Like any reader, certain parts of the book were more enjoyable to me than others. I was less interested in Winchester's accounts of his own adventures and emotions, but some of the history and science was fascinating.
I read Winchester's Atlantic at the same time as I was reading Monsoon, a recent book by Robert D. Kaplan about the Indian Ocean, and I highly recommend looking at both of them. Both books make cases for the global importance of their body of water. Both authors traveled extensively in the areas they write about. Each book covers history and there is some interesting overlap, for instance the Portuguese explorers show up in both accounts. Monsoon spends more time than Atlantic on current culture and politics, with full chapters on many of the countries lining the Indian Ocean including Oman, the coastal areas of Pakistan and India, Sri Lanka, Burma, Indonesia, Zanzibar and China.

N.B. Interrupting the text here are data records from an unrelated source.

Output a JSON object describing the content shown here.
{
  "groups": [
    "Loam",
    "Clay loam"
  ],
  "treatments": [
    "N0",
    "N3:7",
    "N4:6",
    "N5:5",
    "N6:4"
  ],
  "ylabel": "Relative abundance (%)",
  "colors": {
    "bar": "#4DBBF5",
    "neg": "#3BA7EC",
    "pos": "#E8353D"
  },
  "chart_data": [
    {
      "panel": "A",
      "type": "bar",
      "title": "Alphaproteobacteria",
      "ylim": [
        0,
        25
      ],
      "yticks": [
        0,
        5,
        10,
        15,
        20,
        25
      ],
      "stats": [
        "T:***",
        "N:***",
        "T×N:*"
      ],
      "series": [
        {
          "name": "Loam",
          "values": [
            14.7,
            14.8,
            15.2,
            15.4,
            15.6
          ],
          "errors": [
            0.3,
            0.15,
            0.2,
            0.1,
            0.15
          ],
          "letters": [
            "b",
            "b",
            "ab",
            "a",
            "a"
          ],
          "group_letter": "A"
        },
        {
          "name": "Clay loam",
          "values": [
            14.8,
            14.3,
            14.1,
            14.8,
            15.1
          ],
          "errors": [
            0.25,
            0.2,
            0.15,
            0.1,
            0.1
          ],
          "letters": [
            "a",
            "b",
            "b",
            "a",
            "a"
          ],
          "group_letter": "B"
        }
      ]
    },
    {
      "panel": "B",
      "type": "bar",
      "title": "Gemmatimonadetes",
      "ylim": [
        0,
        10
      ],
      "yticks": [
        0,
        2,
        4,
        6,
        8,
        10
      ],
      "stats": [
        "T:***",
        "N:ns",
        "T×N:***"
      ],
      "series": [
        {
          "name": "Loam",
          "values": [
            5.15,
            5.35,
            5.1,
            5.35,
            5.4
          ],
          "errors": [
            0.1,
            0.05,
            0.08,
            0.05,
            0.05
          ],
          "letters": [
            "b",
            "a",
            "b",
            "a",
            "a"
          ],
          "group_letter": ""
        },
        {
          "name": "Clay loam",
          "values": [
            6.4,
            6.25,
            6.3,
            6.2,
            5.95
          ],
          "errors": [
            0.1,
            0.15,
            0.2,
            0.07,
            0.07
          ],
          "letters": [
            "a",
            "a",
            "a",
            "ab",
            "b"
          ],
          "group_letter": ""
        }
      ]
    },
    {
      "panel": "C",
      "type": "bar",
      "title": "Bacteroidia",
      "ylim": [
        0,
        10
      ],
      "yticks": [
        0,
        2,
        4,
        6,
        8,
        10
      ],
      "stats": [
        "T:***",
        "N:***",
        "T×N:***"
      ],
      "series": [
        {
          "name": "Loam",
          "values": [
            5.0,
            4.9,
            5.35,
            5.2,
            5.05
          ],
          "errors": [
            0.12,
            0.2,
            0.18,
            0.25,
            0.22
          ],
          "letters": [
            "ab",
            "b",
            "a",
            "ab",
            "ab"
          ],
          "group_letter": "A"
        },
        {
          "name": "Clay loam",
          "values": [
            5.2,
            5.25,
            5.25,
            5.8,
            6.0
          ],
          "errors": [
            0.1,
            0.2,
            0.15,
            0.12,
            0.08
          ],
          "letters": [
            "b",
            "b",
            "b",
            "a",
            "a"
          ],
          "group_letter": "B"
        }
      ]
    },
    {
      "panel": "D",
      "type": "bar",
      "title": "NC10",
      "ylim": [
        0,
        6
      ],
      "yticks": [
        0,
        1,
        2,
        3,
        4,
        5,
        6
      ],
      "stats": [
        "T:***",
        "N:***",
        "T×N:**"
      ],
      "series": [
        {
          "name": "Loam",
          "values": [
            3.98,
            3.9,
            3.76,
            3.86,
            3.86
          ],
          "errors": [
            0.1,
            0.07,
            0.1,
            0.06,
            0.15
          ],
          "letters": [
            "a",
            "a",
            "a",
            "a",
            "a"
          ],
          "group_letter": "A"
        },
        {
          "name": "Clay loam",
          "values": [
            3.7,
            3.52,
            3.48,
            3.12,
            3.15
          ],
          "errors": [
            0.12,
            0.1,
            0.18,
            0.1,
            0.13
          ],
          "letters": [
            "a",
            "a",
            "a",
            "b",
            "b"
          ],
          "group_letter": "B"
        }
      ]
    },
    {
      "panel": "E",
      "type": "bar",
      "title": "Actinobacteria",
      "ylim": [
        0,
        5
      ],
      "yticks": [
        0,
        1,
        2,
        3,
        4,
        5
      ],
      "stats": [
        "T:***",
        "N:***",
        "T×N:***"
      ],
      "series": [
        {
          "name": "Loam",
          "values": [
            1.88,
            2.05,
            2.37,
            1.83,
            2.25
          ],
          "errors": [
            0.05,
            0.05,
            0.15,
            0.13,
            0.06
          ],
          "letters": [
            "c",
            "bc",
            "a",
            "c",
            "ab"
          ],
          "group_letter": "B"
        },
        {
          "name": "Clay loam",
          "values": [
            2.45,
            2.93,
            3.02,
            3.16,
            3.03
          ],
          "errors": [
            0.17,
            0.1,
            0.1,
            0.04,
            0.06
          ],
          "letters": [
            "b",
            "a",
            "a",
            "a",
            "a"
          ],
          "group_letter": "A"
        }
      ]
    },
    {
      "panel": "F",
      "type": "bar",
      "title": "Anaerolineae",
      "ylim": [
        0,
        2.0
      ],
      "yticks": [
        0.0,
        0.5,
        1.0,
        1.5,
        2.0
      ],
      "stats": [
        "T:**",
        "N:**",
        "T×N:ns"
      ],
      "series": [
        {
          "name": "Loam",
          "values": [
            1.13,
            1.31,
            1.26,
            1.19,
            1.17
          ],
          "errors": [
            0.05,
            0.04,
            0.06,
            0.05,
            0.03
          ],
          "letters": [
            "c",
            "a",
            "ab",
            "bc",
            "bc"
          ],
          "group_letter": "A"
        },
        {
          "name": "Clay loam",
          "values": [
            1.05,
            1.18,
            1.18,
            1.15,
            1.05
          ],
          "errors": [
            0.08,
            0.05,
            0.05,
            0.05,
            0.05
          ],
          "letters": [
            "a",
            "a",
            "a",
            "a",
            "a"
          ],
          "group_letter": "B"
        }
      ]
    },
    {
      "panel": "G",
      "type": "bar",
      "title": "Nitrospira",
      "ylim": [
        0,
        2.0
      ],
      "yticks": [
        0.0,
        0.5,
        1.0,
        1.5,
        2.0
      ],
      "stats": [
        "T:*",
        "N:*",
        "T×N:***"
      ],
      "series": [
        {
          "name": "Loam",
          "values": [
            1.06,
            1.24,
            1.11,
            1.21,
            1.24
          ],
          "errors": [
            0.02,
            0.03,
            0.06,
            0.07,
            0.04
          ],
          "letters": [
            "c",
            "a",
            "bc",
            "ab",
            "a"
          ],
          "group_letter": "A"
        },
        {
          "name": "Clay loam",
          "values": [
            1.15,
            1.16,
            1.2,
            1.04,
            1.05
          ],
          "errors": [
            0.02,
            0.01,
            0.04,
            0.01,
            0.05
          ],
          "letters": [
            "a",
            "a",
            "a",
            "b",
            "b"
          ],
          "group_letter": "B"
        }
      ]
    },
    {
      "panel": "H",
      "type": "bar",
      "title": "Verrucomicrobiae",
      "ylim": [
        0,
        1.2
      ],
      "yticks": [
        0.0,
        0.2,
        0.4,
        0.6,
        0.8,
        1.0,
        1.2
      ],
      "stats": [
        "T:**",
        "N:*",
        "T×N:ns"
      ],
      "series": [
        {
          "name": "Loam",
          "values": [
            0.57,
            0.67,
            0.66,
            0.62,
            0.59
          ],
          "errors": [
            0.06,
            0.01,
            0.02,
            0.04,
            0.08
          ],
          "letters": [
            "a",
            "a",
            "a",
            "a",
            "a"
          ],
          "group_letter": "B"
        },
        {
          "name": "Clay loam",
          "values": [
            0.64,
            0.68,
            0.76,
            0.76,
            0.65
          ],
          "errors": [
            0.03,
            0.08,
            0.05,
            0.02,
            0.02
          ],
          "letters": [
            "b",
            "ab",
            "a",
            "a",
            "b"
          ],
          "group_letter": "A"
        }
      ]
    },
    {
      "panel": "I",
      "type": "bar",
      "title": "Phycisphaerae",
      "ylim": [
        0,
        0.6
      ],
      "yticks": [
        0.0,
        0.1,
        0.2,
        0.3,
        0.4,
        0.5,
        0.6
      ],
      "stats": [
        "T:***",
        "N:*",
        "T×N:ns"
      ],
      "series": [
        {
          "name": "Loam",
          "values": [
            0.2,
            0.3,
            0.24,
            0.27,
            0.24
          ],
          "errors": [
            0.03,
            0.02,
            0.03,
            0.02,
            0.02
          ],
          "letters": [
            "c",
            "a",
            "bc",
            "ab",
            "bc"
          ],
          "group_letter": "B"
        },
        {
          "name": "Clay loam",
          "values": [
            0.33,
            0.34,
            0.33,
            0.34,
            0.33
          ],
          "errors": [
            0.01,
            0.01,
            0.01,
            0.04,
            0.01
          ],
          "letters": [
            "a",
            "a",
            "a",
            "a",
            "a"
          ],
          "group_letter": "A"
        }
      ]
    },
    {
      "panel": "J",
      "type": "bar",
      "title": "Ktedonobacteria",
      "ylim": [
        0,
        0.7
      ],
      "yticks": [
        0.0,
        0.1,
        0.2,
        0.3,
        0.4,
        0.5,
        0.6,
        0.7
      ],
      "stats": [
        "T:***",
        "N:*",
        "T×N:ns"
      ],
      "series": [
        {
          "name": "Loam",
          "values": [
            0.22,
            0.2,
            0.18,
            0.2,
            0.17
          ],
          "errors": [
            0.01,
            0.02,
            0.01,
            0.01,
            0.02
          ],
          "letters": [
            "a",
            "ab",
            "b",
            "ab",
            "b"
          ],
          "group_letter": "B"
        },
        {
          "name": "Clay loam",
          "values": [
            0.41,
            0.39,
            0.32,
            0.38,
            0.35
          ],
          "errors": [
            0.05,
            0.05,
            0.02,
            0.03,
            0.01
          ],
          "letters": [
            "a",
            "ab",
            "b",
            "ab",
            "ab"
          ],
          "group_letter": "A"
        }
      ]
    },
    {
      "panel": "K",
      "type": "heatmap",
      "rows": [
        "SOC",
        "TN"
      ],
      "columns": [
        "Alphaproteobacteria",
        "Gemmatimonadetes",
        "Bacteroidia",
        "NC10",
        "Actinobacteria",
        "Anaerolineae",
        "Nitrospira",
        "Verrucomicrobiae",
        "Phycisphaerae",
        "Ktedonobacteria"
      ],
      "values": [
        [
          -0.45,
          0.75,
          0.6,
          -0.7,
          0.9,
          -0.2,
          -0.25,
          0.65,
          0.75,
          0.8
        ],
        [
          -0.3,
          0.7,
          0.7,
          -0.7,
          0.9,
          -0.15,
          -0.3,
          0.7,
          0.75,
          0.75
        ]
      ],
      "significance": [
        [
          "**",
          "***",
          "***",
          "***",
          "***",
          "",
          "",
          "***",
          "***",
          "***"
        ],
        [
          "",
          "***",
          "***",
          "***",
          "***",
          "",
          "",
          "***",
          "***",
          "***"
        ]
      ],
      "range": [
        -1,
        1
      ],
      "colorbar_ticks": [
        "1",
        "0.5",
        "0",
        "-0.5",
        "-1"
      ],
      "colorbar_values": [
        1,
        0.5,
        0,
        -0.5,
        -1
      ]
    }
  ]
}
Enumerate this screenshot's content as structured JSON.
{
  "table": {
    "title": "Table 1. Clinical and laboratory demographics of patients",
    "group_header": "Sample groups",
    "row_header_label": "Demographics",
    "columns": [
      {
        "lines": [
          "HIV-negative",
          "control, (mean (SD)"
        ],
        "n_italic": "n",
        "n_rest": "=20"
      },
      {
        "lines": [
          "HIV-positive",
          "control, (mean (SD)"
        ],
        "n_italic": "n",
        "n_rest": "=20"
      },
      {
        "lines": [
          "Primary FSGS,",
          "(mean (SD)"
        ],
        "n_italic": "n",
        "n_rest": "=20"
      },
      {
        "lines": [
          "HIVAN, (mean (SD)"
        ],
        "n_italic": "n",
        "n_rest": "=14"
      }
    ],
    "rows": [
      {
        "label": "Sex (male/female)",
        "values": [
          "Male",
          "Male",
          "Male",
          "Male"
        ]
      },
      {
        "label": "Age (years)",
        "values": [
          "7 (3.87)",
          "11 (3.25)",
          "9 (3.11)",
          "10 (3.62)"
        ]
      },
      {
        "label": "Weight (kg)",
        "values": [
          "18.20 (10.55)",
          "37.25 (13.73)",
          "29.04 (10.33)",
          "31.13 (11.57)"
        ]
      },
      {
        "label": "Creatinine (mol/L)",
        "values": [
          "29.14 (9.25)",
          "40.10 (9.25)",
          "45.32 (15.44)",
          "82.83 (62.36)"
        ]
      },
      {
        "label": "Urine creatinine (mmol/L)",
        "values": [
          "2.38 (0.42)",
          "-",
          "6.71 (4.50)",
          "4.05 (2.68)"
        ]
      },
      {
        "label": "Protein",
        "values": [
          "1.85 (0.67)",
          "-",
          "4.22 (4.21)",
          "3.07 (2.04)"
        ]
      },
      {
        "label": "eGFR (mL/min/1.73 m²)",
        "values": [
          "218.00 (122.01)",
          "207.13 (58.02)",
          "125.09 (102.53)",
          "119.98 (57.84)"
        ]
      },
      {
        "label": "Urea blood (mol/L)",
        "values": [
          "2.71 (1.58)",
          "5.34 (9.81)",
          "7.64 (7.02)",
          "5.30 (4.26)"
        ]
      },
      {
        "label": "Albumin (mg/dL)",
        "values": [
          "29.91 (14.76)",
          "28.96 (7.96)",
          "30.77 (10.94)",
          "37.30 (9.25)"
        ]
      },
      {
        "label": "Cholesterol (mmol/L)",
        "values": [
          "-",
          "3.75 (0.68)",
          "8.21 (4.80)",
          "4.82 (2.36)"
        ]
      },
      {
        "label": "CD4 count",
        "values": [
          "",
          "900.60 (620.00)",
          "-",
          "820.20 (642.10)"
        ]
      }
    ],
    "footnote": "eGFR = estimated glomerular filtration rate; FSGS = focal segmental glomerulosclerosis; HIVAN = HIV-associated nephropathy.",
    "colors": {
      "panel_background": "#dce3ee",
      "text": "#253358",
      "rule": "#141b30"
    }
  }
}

I even read it on a cruise ship in the Atlantic, hoping to gain some synergistic insight from the experience.
And indeed, the first 200 pages or so I found thrilling and fascinating, and I enjoyed the many detours and asides along the way.
But then it became apparent that the book was struggling to find an overarching theme, from World War II sea battles to the slave trade, to overfishing of cod to you name it.
At that point I started to question whether this could have been a better book, had the topic and theme been better defined, perhaps along the lines of Salt, or Cod, or the many cross-discipline socio-geographic histories that, frankly, are far superior to this.
In sum I left this better informed, yet oddly disappointed.